Simultaneamente as finanças promovem diversas falácias relativas às questões climáticas e ambientais, como se fosse o petróleo, a mão do homem, responsável pelos ciclos glaciais (estamos passando pelo interglacial, quente, o último glacial ocorreu há 150 mil anos), pelas erupções vulcânicas, pelas movimentações tectônicas, como a que provocou abalos, em 05/04/2024, nos estados de Nova Iorque e Nova Jersey (EUA), pelos rifts que se abrem na crosta terrestre por todo Planeta, alterando as condições climáticas e os acidentes geográficos.

Considerando o Consenso de Washington (1989) e o desmembramento da antiga URSS, com a formação da Comunidade de Estados Independentes (CEI, 1991), temos quase quatro décadas de domínio financeiro, neoliberal.

O que está efetivamente ocorrendo nestes anos, especialmente no século XXI?

OS FATOS FRENTE AOS ENGODOS

Iniciemos pela inflação. As crises do petróleo fizeram explodir a inflação no mundo, na União Europeia (UE) e nos EUA. Oscilaram entre 10,33% e 13,98%, entre os três primeiros anos da década de 1980. A recessão trouxe, além do desemprego e da miséria, a redução da inflação que ficou em torno de 6%, em 1990; 3,30%, em 2000, e 1,50%, em 2010.
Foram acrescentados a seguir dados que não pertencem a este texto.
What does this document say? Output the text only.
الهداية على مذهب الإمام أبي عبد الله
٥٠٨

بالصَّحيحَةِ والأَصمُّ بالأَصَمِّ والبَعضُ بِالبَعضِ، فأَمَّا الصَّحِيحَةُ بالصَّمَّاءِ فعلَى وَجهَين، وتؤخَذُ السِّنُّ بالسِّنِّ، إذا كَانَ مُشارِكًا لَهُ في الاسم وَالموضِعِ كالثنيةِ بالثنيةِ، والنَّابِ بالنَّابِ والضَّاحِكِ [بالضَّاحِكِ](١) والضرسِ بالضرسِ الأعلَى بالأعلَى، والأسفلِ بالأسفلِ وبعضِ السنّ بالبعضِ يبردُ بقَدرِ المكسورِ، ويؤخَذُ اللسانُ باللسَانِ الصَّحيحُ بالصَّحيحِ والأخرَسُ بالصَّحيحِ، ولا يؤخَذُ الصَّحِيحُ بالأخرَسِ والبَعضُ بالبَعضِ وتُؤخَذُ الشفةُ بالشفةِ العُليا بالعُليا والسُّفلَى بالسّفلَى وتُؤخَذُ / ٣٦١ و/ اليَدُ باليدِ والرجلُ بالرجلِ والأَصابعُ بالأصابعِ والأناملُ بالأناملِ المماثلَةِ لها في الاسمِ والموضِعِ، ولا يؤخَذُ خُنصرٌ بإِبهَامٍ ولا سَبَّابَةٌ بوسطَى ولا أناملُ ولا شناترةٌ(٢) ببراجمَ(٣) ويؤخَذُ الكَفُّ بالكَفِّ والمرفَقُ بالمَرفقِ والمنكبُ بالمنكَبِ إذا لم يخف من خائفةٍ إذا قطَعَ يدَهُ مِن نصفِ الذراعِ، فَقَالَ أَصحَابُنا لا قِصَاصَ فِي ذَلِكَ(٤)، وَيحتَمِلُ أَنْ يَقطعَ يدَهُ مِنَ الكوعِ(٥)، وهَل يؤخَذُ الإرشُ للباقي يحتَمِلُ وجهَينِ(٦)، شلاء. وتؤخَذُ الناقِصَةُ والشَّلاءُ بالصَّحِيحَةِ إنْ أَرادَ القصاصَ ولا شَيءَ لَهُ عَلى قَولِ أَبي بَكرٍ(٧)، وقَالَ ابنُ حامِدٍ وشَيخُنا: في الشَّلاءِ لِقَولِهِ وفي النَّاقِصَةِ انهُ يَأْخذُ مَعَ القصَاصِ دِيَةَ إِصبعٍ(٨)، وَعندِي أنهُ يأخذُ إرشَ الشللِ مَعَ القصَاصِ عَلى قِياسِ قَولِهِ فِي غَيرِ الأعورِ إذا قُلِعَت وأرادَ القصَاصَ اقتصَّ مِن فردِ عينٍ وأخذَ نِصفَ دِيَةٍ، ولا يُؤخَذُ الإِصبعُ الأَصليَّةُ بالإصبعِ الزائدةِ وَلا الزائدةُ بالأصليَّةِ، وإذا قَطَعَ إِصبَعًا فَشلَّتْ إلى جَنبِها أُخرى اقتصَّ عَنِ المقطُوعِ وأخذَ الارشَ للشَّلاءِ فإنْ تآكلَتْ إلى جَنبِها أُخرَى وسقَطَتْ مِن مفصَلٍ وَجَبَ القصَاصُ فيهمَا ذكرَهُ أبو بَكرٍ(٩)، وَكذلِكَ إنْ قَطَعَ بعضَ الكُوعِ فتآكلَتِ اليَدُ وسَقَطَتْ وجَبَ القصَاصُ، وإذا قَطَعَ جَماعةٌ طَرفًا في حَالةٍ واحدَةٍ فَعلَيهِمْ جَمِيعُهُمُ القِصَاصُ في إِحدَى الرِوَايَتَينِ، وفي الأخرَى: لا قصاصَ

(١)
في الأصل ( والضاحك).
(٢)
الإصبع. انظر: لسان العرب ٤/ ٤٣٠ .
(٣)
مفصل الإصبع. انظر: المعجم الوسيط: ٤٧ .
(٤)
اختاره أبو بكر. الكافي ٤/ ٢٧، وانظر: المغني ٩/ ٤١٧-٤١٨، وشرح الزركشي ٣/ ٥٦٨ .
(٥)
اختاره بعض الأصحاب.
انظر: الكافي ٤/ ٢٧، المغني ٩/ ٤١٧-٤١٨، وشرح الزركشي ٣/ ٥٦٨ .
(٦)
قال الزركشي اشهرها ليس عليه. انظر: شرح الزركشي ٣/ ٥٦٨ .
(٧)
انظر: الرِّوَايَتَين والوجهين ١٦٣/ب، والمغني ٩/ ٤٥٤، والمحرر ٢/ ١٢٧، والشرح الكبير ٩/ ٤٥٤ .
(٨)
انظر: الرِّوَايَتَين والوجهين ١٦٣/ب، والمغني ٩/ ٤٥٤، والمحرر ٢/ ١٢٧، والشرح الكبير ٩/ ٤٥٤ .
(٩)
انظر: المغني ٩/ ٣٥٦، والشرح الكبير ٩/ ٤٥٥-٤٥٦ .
Coerentemente, as taxas de juros decrescem até 0,25%, na primeira década do século XXI. No entanto, estes números não encontram ressonância na economia real. Os resultados conduzidos pelas finanças são obtidos pela especulação e pelos títulos sem lastro que inundam o mercado para os investidores pouco ou nada atentos.

Nestes últimos anos as notícias da UE são de greves, paralisações nos serviços públicos, protestos de categorias econômicas e profissionais.

A Guerra travada na Ucrânia pela Organização do Tratado do Atlântico Norte (OTAN) e pelos EUA contra a Federação Russa (Rússia), com acréscimos dos embargos e sanções atingindo aquele continental país, demonstraram a superioridade militar e econômica russa. E, ainda mais, tendo o povo russo prestigiado seus dirigentes como ficou evidente na última eleição para presidente da Rússia.

O mais grave é a ação genocida do governo de Israel contra os palestinos, que vem recebendo repúdio unânime, exceto pelos EUA e Reino Unido, diretamente envolvidos e cúmplices.

Buscando ampliar a ação bélica, Israel bombardeou a representação diplomática do Irã em Beirute, capital do Líbano. Mais um assassinato político realizado por Israel.

O mundo tremeu pelas possíveis consequências desta agressão. Mas os dirigentes árabes, diferentemente dos sionistas, não estão procurando guerra, estão empenhados na construção do pacífico mundo multipolar. Deram-se por satisfeitos demonstrando sua capacidade bélica a Tel Aviv.

Os EUA, em ano eleitoral, onde a ausência deve superar em muito a presença de eleitores, obrigou Israel a dar por finda esta disputa com o Irã.

Mas a imprensa, quase toda nas mãos das finanças apátridas, do mesmo modo que colocou a agressão a Rússia como uma invasão à Ucrânia, país do golpe de Maidan 2013/2014, que substituiu um presidente eleito por um artista circense e ditatorial, agora quer insinuar ataque do Irã contra Israel, exatamente o oposto do ocorrido.

Enquanto isso, a crise se amplia e deve provocar alterações políticas e econômicas significativas, mesmo sob ameaça de irresponsáveis dirigentes que preferem a guerra de destruição da civilização à derrota política.

O Brasil precisa ter clareza do que está ocorrendo e não se deixar levar por lutas ideológicas que já ficaram no passado.

*Pedro Augusto Pinho, administrador aposentado.